The eastern facade and the verandah are oversheeted with fibro, as is the soffit of the street awning.

Facebrick coursing of the central core is English Bond brickwork, with corner quoins to the Stanley Street elevation, and round headed openings with sandstone sills at first floor level in the southern face, one of which has been extended to form a doorway.

Internally the central core has set plasterwork to walls, lathe and plaster ceilings, pine floors, and a timber framed roof of corrugated GI sheeting over timber shingles.

The wings are of timber, lined externally with horizontal chamferboards and internally with vertical VJ boards to walls and ceilings, and are roofed in corrugated GI sheeting.

A central chimney services both floors and joinery throughout is of cedar, including the turned staircase.

The interior of the core comprises a front shop, two back rooms in what was possibly the former kitchen, and a side stairwell on the ground floor with a side passage that is now a toilet. At the first floor level, the stairwell opens into a large parlour with French doors to the Stanley Street verandah and doorways either side of the central fireplace to two bedrooms at the rear.

In the eastern wing is a ground floor shop with two small rooms at the rear, giving access to a stair that leads to four upstairs rooms, which are symmetrically placed around a central hallway. Each upstairs room on the eastern and southern elevations has a single double hung sash window, protected by an external hood.

A ground floor shop occupies the western wing, with a room at the rear. Access to the two rooms and small bathroom upstairs is gained through a doorway to the front verandah.

Except for the westernmost shop which has a metal roller shutter, the shopfronts have glazed showcases either side of splayed and glazed reveals and central doorways, and date from early this century.

== Heritage listing ==
Pollock's Shop House was listed on the Queensland Heritage Register on 21 October 1992 having satisfied the following criteria.

The place is important in demonstrating the evolution or pattern of Queensland's history.

It provides rare evidence of the early commercial development of One-Mile Swamp/ Woolloongabba in the mid-1860s; of the early brickmaking industry associated with the area at this time, of which little record, either physical or written, survives; and of 1860s brick construction technique and stylistic and aesthetic choices.

The place demonstrates rare, uncommon or endangered aspects of Queensland's cultural heritage.

Pollock's Shop House is one of few two-storeyed, brick, 1860s shop houses to survive in Brisbane.
It provides rare evidence of the early commercial development of One-Mile Swamp/ Woolloongabba in the mid-1860s; of the early brickmaking industry associated with the area at this time, of which little record, either physical or written, survives; and of 1860s brick construction technique and stylistic and aesthetic choices.

The place is important in demonstrating the principal characteristics of a particular class of cultural places.

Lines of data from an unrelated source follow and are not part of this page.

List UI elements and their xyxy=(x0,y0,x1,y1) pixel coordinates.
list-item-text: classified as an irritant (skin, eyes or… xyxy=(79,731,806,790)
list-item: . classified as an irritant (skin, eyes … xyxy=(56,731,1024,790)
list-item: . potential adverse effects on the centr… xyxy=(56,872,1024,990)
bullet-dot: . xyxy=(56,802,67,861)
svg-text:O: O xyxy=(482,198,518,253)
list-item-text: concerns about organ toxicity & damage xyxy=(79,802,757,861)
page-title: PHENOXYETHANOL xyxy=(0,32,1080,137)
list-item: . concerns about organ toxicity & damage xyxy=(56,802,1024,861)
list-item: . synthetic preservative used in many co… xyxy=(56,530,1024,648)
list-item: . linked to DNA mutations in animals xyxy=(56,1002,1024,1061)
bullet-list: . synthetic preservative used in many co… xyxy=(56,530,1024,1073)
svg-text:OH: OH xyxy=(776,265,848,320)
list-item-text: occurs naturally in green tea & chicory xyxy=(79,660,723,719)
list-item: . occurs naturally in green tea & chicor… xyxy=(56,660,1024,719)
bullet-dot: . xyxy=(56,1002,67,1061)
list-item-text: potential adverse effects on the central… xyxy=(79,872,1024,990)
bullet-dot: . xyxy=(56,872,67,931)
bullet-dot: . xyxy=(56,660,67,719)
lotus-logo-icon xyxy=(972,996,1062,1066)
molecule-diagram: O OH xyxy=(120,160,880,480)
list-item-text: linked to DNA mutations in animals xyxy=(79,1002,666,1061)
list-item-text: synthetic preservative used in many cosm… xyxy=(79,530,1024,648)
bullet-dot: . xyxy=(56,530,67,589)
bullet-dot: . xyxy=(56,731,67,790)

As a substantially intact, detached, two-storeyed brick shop house, this building is particularly important in illustrating a past way of life.

The place is important because of its aesthetic significance.

As an integral part of the Clarence Corner streetscape, and one of a pair of c. 1865 two-storeyed brick shop houses on adjacent properties fronting Stanley Street, this building contributes strongly to the Woolloongabba townscape.